Chapter 1: Walls in Between

Chapter 1: Walls in Between

A Chapter by Haeshin

 Well, this was weird. Jay Delafoy had no idea how where he was or how he'd gotten to a maze of cream-colored stone. The last thing he remembered was the town plaza as he walked past it on his way home from school, but how did he get into a indoor maze? Could it be one of those locked room games he'd heard about? But Jay wasn't interested in that sort of thing.


“ Weird,” he said to himself, speaking out loud this time. Beneath his hand the walls felt smooth, soft, and just a little fuzzy like velvet. The wide corridor was well-lit but he had no idea where the glow was coming from. Maybe the lights were camouflaged or spilling out of a doorway not too far ahead. Jay moved down the corridor and paused to look through every doorway he found, peering more cautiously around the corners, but he found nothing except stone walls, dust, and the occasional staircase. Jay was starting to feel more bored than scared. He peered down a short flight of steps and caught sight of his clothes.


“ Definitely a dream,” he said. His T-shirt and pajama bottoms had been replaced by a sleeveless robe, cloth trousers of the same dark gold color, and a broad purple sash that was wrapped around the waist and stomach. Jay lifted the hem of the robe to see closed-toe sandals on his feet. It was like wearing a Halloween outfit, one that had been modeled after the bedtime stories he'd been told as a kid.

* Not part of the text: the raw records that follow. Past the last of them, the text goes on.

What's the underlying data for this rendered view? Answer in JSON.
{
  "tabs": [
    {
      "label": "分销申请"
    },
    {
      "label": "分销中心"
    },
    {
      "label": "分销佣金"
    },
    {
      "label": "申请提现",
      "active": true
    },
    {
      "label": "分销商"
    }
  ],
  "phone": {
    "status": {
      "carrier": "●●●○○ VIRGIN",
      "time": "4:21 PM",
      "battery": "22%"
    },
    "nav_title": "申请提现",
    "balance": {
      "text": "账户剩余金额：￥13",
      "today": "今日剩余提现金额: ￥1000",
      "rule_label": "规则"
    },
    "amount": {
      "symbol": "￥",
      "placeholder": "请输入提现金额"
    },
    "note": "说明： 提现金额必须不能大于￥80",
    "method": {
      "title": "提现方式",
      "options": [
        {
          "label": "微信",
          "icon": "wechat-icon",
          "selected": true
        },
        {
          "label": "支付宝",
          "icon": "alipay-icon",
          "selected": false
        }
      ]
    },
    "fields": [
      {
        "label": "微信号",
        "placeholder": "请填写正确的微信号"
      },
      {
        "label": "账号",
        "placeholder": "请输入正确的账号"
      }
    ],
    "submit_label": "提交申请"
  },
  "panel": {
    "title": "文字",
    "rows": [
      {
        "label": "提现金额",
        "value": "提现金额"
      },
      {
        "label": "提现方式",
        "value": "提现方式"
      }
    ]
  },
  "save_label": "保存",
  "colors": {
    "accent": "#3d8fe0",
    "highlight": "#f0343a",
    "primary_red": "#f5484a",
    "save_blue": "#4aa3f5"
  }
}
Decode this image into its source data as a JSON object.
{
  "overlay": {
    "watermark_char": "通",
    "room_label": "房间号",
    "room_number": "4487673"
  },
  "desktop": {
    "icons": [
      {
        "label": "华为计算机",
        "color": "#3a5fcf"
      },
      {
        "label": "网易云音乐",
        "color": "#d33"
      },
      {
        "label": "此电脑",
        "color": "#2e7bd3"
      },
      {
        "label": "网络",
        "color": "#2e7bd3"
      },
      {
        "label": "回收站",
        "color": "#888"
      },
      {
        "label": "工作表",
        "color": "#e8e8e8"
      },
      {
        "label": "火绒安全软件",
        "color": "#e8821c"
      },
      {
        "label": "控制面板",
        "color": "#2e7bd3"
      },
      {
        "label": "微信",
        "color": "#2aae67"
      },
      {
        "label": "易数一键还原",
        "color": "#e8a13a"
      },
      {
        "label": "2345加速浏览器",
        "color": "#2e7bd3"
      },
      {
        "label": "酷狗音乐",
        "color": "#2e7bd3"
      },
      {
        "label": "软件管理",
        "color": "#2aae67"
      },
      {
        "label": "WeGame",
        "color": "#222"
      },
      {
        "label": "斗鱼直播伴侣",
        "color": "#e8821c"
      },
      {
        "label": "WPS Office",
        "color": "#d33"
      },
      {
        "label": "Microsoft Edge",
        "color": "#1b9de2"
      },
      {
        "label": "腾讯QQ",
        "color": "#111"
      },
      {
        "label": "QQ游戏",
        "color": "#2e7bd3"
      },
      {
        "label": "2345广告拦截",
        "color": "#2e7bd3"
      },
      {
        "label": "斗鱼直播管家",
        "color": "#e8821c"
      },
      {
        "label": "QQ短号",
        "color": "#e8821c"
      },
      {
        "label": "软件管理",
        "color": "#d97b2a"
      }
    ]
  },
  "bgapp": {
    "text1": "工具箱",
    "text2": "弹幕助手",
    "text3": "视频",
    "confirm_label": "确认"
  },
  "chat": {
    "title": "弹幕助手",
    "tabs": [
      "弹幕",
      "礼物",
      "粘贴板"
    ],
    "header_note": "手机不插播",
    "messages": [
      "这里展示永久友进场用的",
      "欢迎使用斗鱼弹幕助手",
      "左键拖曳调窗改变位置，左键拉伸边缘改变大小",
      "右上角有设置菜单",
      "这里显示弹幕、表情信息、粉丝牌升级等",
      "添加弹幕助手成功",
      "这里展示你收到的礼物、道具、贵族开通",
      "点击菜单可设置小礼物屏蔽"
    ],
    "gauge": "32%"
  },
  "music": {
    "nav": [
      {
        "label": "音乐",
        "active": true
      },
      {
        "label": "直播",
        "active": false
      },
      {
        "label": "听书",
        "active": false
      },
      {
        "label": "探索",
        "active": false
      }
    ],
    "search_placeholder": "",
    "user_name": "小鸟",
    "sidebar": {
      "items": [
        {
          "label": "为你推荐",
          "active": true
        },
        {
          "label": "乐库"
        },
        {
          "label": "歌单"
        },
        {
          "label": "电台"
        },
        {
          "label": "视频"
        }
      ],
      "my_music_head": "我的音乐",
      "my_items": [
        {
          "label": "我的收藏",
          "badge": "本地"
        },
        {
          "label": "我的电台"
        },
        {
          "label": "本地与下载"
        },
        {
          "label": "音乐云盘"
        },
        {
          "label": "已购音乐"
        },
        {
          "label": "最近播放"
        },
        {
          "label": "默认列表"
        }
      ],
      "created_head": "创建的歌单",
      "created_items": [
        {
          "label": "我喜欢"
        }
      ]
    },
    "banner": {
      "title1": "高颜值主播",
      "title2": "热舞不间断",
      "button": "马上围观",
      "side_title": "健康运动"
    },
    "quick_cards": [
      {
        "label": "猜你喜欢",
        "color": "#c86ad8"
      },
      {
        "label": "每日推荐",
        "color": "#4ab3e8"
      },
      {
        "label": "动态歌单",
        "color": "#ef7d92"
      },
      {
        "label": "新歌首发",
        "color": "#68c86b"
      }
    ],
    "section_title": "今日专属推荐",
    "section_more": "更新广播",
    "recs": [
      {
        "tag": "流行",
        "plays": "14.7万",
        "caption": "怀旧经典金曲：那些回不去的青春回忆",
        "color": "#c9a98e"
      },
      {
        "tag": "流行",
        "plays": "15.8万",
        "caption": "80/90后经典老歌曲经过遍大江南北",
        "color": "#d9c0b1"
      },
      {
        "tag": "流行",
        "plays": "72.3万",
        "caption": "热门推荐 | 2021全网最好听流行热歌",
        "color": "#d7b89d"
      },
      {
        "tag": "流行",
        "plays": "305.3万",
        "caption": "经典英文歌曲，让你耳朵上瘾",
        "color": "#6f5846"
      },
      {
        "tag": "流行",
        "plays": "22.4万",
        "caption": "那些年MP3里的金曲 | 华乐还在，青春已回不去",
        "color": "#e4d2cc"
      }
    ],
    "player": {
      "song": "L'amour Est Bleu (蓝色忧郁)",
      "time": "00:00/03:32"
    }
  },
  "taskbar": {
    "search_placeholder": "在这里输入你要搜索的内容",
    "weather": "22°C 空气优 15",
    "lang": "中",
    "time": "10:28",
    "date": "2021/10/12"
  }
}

Jay's mother, Faye Delafoy, was a woman who had filled his childhood with tales about the desert kingdom of Kyria. In the fictional world of Reyyis that kingdom was the only place in the world where people were born with great magic and the only place where gods could walk the earth. Faye had pretended that he was the Prince of Kyria and the dad he'd never met was the Altair, the king. She had thrown in songs, pictures, history, made-up games, and even created multiple languages that belonged to different countries. Jay had loved it, of course, but the stories and games were left behind when he grew up. He made sure to remember them, though, so he could pass it all to his kids one day. It'd be a great family tradition.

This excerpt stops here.